The findings were based on the answers of 1,001 Americans who work remotely full time. So what did the survey find? We have the answers.
Remote workers sleep less, not more
Surprisingly, those hours saved commuting (and possibly even getting ready each morning) do not transfer over into getting an appropriate amount of sleep. The average adult should be getting eight hours of quality sleep each night but 35 percent of all Americans report that they get less than eight hours. An even higher percentage of remote workers – 39.5 percent – reported that they got as little as 6.5 hours of sleep each night.
Not only are remote workers not sleeping enough, but 35 percent of them reported that the sleep they did get was not quality sleep. This means that they may have woken up during the night, awakened feeling tired or sore, or otherwise did not feel refreshed upon waking in the morning.
The survey found that remote workers who do not get enough sleep are 70 percent more likely to be dissatisfied with their jobs, and 76 percent more likely to suffer from high levels of stress.
Remote workers are happier, though
Despite being four points above the national average in lacking sleep, remote workers are still significantly happier with their jobs and lives overall versus the average American. In fact, three-quarters of respondents stated they plan to work from home for the rest of their career, and are 57 percent more likely to be happier with their jobs.
Remote workers also nap, which is known to be a mental booster. The survey respondents stated that 38 percent of them napped at least nine hours per week while working from, with an average work week of 47 hours. The best finding? Eleven of those work hours are typically spent working from bed.
What happens when remote workers don’t get enough sleep?
When it comes to too little sleep, remote workers suffer in the same way as anyone else. In the short term, sleep deprivation may cause daytime sleepiness, crankiness, dissatisfaction with a person’s life, and poor job performance. If sleep deprivation continues for too long, however, the consequences become much more severe.
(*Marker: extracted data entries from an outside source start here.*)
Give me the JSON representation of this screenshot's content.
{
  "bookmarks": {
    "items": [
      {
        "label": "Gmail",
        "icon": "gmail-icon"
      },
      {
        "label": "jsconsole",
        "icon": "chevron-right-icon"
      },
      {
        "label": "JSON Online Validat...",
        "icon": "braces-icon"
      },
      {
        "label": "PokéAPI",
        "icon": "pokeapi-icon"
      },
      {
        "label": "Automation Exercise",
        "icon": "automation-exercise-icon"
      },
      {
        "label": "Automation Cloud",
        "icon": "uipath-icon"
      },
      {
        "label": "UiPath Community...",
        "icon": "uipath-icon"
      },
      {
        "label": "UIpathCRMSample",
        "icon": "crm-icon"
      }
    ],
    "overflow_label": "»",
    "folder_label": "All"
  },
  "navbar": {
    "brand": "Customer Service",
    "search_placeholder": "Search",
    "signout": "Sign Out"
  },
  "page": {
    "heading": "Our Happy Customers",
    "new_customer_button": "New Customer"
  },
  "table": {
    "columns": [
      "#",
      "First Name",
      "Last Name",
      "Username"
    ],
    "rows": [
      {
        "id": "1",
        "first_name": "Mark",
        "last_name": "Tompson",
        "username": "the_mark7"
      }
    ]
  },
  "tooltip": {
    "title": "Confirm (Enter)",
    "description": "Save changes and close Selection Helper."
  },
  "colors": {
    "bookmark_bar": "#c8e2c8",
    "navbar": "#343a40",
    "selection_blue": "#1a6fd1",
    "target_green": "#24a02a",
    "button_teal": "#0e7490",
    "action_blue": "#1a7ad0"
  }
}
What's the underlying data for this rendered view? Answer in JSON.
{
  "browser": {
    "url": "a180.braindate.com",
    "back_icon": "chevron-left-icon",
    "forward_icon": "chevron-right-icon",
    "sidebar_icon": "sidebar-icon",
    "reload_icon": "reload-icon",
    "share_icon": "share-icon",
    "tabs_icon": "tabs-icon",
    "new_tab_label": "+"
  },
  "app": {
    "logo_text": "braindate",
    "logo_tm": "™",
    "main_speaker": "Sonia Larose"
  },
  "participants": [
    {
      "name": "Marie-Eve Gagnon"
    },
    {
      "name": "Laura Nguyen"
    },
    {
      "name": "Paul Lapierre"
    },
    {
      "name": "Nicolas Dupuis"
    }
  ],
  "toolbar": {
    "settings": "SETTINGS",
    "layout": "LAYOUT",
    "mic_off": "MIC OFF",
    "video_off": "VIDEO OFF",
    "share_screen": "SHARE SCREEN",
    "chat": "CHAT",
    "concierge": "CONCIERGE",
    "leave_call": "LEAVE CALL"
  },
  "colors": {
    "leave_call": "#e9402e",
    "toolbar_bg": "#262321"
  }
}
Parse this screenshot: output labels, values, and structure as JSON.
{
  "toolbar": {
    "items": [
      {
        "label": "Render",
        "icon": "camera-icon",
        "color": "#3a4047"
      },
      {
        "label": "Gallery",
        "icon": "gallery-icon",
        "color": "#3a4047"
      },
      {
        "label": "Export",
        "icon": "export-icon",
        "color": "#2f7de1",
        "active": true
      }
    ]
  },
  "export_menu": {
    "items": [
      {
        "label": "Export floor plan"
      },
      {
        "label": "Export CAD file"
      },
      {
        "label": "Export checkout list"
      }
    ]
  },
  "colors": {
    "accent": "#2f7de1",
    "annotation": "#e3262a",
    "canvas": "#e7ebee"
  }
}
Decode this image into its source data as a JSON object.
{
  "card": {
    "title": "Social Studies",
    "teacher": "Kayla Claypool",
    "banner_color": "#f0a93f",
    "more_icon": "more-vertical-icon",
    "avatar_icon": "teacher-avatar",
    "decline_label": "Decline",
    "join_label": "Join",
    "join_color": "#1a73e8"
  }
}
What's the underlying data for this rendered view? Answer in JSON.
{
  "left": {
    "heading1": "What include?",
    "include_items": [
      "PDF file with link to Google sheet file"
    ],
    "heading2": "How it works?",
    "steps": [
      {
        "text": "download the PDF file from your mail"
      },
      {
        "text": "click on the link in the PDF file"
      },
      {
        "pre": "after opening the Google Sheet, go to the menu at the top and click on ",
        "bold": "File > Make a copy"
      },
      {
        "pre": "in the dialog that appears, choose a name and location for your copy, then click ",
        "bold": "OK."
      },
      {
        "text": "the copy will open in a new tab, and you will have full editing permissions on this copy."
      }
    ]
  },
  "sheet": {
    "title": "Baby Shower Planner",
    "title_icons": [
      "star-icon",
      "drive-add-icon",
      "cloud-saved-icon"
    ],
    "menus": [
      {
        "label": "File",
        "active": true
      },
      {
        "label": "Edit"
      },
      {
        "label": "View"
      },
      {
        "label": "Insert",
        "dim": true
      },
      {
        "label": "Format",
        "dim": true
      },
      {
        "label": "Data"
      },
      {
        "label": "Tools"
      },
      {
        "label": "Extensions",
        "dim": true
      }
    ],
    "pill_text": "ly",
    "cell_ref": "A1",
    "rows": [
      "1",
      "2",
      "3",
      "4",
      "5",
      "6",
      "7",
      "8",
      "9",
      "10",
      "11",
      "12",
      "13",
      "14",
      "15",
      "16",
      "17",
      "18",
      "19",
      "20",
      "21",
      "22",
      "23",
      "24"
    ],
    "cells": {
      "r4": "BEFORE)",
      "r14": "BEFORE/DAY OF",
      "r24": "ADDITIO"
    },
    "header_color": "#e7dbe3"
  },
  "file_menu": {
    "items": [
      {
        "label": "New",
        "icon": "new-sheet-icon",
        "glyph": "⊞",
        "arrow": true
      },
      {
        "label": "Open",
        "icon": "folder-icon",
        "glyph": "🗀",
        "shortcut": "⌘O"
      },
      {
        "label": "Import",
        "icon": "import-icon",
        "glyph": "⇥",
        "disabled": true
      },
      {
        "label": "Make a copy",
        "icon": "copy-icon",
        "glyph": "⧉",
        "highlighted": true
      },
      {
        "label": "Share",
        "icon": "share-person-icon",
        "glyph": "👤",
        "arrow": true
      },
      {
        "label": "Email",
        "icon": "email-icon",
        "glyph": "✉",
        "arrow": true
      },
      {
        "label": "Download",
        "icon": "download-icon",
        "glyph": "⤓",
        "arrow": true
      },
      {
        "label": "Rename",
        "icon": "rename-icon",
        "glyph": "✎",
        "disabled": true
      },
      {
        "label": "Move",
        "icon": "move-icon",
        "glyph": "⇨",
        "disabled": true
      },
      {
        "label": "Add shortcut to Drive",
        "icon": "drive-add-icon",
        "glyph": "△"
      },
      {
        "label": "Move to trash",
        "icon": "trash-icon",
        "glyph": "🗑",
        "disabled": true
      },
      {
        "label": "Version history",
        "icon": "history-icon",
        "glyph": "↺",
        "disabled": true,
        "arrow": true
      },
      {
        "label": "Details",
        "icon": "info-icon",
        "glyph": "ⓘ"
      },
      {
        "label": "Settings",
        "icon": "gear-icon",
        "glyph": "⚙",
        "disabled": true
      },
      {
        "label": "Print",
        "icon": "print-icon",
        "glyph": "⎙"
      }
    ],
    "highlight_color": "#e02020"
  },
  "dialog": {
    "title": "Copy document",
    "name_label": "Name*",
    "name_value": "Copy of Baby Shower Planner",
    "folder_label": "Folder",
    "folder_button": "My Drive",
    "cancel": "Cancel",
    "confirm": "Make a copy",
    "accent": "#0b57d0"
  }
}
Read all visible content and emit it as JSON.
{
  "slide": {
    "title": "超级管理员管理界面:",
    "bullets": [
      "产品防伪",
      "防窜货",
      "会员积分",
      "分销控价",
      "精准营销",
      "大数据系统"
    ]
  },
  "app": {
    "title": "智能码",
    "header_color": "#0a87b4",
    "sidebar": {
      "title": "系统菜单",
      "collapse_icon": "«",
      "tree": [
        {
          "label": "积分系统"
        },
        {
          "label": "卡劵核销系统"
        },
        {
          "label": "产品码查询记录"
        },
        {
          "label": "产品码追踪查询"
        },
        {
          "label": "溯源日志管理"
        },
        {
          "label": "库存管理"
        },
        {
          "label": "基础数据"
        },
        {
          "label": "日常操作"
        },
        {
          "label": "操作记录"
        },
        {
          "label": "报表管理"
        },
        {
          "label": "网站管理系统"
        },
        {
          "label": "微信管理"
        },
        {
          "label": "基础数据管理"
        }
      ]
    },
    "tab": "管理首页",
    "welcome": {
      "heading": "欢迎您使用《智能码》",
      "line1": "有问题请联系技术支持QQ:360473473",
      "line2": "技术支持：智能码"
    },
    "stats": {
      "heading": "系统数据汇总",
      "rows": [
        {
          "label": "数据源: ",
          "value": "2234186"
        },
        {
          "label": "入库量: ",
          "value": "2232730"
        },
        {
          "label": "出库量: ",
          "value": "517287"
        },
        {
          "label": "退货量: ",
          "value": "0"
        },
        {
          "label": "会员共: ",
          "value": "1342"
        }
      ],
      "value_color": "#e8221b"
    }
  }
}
An extended period of sleep deprivation – which can even be receiving but two or three too few hours per night – can lead to serious health consequences. Due to an inability to control hunger sensations, a person may become obese. Depression, anxiety, and other mood disorders have been linked to long-term sleep deprivation. It can also cause weight loss, forgetfulness, a lowered immune system (leading to more frequent or intense illness), and much more.
How can remote workers ensure they get rest?
When a person is in charge of their own schedule, it can be difficult knowing when to draw the line. But that line does need to be drawn. The best way to ensure remote workers get enough rest is to set a bedtime schedule they stick to unless an outside emergency occurs. The time isn’t as important as ensuring it leaves enough rest.
For example, if you want to wake each morning at 5 a.m., then you will want to go to sleep by 9 p.m. to get a full eight hours. If you prefer to sleep in until 8 a.m., however, you simply need to be bed before midnight.
Remote workers should avoid the temptation to stay up all night working, and should remember that bedtime should be stuck to even on the weekends. Once in a while it’s okay to go out a bit late to blow off some steam, but it should not become a habit. Also avoid eating for a few hours and drinking anything for half an hour before bed.